By the time a child finishes hearing Jesus’ Christmas Party the first time, they will know that the innkeeper is going to say, “Round the back!” And they will giggle and laugh and say it with him. And when he himself finally goes round the back, they’ll be delighted with what he finds.
Nicholas Allan’s illustrations
Allan’s simple ink and water color illustrations set off the story perfectly. They’re spare and light, without much detail. Think cartoons, not portraits.
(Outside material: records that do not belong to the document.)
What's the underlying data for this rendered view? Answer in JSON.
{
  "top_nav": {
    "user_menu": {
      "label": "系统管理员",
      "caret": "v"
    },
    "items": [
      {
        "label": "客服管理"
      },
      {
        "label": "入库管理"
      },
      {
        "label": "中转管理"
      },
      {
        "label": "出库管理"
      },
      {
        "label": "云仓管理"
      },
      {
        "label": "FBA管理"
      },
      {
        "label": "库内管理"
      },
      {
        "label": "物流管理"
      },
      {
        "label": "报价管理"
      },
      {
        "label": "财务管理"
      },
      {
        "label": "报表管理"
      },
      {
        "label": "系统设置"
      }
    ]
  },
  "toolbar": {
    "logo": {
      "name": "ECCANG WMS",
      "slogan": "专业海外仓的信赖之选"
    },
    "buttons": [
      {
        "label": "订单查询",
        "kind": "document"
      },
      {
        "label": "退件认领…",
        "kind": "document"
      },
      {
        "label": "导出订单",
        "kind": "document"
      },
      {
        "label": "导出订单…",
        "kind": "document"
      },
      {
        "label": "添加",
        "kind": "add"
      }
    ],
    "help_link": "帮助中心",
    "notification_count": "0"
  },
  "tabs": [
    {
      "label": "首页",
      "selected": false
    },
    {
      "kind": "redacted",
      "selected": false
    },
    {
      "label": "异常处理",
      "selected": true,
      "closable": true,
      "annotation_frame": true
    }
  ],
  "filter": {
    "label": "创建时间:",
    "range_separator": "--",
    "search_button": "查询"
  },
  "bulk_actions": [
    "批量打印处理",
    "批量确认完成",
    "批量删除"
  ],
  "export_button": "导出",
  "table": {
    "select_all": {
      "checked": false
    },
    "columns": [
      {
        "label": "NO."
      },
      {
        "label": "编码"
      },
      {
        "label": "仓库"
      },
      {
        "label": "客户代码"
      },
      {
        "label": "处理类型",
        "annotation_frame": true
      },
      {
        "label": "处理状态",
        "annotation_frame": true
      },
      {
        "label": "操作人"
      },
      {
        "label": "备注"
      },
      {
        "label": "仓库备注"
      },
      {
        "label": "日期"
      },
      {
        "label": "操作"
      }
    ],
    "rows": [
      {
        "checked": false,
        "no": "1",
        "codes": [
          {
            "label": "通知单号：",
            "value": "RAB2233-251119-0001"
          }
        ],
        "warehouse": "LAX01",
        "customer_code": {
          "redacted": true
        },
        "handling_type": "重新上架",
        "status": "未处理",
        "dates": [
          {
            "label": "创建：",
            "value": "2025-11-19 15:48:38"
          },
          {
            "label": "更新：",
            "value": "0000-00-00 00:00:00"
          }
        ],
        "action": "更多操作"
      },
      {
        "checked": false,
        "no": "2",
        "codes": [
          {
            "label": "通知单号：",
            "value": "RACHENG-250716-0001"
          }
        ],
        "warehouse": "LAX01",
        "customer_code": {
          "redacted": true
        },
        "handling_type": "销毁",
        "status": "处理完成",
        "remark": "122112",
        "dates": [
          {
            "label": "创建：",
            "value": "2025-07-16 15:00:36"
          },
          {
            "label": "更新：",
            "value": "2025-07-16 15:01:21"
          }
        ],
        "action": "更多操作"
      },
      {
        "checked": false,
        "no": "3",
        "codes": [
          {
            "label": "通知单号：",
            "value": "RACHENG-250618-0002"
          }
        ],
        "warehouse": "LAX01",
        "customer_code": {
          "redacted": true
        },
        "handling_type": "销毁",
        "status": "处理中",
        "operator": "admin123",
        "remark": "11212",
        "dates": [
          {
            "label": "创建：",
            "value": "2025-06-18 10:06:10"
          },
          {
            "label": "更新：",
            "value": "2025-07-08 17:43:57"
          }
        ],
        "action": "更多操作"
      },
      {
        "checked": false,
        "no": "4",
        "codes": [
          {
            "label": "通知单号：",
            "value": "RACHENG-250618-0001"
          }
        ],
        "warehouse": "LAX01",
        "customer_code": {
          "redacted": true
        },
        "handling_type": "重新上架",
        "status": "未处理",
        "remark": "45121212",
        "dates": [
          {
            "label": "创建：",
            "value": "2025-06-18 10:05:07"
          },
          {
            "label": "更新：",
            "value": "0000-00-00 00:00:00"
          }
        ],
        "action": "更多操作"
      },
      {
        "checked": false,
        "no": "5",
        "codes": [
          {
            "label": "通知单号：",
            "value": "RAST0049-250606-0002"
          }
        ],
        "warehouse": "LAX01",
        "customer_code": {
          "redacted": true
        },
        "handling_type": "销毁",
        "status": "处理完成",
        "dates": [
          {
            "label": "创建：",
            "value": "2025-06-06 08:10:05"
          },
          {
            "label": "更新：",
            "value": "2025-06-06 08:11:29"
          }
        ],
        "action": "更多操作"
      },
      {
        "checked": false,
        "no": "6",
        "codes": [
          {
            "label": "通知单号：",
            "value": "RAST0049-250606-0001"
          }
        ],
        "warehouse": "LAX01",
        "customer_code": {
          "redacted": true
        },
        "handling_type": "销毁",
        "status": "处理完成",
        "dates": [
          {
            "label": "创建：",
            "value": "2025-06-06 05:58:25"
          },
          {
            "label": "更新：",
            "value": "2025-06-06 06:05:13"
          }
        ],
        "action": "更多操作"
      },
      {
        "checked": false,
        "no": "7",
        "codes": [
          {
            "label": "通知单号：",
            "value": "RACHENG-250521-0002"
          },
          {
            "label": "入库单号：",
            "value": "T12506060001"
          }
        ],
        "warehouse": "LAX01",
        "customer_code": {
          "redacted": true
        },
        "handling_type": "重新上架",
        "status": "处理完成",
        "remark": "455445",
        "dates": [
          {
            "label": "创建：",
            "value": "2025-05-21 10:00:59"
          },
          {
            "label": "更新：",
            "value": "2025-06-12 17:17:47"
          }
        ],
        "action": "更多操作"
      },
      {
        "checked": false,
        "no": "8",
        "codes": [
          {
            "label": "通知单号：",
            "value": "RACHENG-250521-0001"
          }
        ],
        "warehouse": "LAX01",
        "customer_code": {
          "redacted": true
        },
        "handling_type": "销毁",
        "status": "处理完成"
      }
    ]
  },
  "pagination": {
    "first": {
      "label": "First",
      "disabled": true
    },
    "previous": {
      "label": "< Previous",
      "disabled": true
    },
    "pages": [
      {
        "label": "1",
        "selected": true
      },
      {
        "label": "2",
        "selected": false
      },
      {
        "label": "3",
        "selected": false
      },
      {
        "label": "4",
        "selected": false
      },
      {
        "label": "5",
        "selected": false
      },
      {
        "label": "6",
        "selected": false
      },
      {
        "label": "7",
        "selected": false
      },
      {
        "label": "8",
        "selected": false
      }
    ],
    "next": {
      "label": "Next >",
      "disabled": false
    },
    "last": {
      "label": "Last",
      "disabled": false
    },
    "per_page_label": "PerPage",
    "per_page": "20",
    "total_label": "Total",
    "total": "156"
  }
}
No speech bubbles, but as the innkeeper grows more cross, a dark cloud appears over his head. And, as with the language, the art provides repetition with variation to delight the children.
The very relatable grumpiness of the innkeeper, along with the variation in art and language, makes it possible for an adult to enjoy reading the story to a child as many times as the child wants to hear it. And you can expect a child to want to hear it many, many times.
Fortunately, the text is set in a font that’s easy on the eyes. And when you don’t have time to read it yet another time, the book is small enough for a small child to manage independently. The simplicity and repetition in the language and art encourage little ones to engage with the story. Even children who aren’t yet reading will memorize the story and happily “read” it on their own.
It’s a delightful book, perfect for the littlest ones, and a joy for the grown-ups who share it with them.